Für Hitler allerdings waren die Juden „immer ein Volk mit bestimmten rassischen Eigenarten und niemals Religion“. So hatte er es bereits 1925, in Band I seines Werkes „Mein Kampf“, das zur „Bibel“ der Nationalsozialisten werden sollte, festgeschrieben. Und diese sogenannte Rasse wurde zu einer parasitären, das Blut der deutsch-arischen Rasse gefährdenden minderwertigen Rasse dekretiert. Deshalb wurden auch Kinder, die aus sogenannten „Mischehen“ hervorgingen, als minderwertig angesehen. Als „arisch“ bzw. „deutschblütig“ konnte nur gelten, wer überhaupt keine jüdischen Großeltern hatte. Demzufolge galten die zwei Kinder von Hellmann im Deutschen Reich als „Mischlinge ersten Grades“.

In der NS-Propaganda wurden die Juden als „Untermenschen“ dargestellt, die zuerst aus dem deutschen und später aus dem europäischen „Volkskörper“ zu entfernen waren. Im Jahre 1935 hatte der „Reichsführer SS“ Heinrich Himmler, der ab 1939 auch zuständig war für die „Festigung des deutschen Volkstums“, behauptet, der Führer aller „Untermenschen“ sei der „ewige Jude“, der „das Grauen über die Menschheit“ kommen ließ.

Zunächst sollten die Juden zur legalen, später auch zur illegalen Emigration gedrängt werden.
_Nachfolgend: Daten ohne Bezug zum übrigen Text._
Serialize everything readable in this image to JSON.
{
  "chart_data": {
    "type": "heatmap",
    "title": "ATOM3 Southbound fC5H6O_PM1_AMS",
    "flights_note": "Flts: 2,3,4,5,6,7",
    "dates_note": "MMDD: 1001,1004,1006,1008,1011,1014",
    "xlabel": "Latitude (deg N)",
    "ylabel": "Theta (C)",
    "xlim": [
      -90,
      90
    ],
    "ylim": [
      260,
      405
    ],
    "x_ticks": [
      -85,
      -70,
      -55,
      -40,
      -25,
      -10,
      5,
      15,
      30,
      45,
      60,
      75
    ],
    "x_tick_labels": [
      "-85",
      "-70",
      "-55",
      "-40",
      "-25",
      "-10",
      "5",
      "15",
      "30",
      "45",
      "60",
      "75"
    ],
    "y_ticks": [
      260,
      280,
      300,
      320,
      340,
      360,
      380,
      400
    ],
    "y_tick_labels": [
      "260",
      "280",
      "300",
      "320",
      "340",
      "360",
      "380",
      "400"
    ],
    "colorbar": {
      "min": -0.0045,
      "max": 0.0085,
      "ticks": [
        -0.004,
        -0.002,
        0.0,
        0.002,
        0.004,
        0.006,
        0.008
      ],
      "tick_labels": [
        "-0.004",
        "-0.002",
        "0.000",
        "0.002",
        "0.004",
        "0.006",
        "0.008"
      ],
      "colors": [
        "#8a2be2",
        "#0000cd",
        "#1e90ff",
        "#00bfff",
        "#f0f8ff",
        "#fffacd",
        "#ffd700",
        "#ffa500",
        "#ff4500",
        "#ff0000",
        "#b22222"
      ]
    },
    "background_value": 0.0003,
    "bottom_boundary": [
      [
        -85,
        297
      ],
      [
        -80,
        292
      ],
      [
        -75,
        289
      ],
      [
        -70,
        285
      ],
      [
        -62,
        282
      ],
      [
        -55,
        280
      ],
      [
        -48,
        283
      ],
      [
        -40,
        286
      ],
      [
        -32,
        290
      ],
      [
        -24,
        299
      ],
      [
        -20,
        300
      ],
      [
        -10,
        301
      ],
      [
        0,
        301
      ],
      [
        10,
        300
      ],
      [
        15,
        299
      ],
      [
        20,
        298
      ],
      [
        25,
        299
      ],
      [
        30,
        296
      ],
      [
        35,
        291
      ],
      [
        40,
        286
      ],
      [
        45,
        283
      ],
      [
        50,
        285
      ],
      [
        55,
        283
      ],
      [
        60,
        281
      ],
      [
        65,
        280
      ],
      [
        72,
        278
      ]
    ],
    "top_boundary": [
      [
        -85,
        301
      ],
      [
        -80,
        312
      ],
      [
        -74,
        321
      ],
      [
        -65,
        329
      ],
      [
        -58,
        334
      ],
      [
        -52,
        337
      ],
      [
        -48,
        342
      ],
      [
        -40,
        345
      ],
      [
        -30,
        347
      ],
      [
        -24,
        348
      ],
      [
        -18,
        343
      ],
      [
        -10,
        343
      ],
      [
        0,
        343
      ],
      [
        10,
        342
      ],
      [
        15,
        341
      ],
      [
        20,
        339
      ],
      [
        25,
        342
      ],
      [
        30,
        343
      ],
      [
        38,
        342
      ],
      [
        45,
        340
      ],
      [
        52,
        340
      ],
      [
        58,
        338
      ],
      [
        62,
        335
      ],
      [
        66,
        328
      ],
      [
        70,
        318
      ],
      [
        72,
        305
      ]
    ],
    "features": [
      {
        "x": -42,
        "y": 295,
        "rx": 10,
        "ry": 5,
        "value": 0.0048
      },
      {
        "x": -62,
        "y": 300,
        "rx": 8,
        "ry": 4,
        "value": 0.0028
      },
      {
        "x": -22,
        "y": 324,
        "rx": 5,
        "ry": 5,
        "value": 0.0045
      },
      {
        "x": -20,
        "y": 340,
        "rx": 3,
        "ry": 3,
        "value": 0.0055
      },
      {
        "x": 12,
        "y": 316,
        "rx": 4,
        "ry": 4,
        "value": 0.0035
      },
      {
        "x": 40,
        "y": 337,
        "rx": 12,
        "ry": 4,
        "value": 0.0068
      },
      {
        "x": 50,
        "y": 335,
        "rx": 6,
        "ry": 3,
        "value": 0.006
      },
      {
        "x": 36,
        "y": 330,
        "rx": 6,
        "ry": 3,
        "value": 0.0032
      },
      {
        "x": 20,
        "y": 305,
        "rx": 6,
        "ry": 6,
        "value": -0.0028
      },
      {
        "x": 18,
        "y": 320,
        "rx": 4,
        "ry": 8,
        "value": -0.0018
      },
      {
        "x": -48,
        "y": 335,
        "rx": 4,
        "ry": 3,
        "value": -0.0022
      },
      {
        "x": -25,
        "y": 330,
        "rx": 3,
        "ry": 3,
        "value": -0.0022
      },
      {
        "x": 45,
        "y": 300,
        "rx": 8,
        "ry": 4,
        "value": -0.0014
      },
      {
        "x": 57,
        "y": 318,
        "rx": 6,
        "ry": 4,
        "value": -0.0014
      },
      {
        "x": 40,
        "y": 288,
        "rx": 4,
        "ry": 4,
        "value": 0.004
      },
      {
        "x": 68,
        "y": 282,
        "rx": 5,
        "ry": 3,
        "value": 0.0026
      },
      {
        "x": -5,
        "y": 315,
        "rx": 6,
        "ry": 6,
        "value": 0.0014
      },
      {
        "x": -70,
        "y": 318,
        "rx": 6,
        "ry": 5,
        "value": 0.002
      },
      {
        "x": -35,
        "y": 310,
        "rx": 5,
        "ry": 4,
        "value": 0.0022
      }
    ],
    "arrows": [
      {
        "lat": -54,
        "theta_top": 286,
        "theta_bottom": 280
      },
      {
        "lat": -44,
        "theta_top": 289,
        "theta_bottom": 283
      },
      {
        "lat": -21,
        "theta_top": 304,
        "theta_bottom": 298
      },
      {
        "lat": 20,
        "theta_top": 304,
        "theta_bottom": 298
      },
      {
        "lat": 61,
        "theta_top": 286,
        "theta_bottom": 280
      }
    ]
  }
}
Diejenigen, die nicht emigrieren konnten oder wollten, gingen während des Kriegs in allen von Nazi-Deutschland besetzten europäischen Gebieten in die „Hitlerfalle“. Die osteuropäischen Juden wurden vor Ort ermordet und die Juden aus den besetzten Westgebieten wurden „nach dem Osten evakuiert“ oder „ausgesiedelt“, wie es in der Tarnsprache der Nazis hieß, was aber bedeutete, nach Osten deportiert, um dort ermordet zu werden.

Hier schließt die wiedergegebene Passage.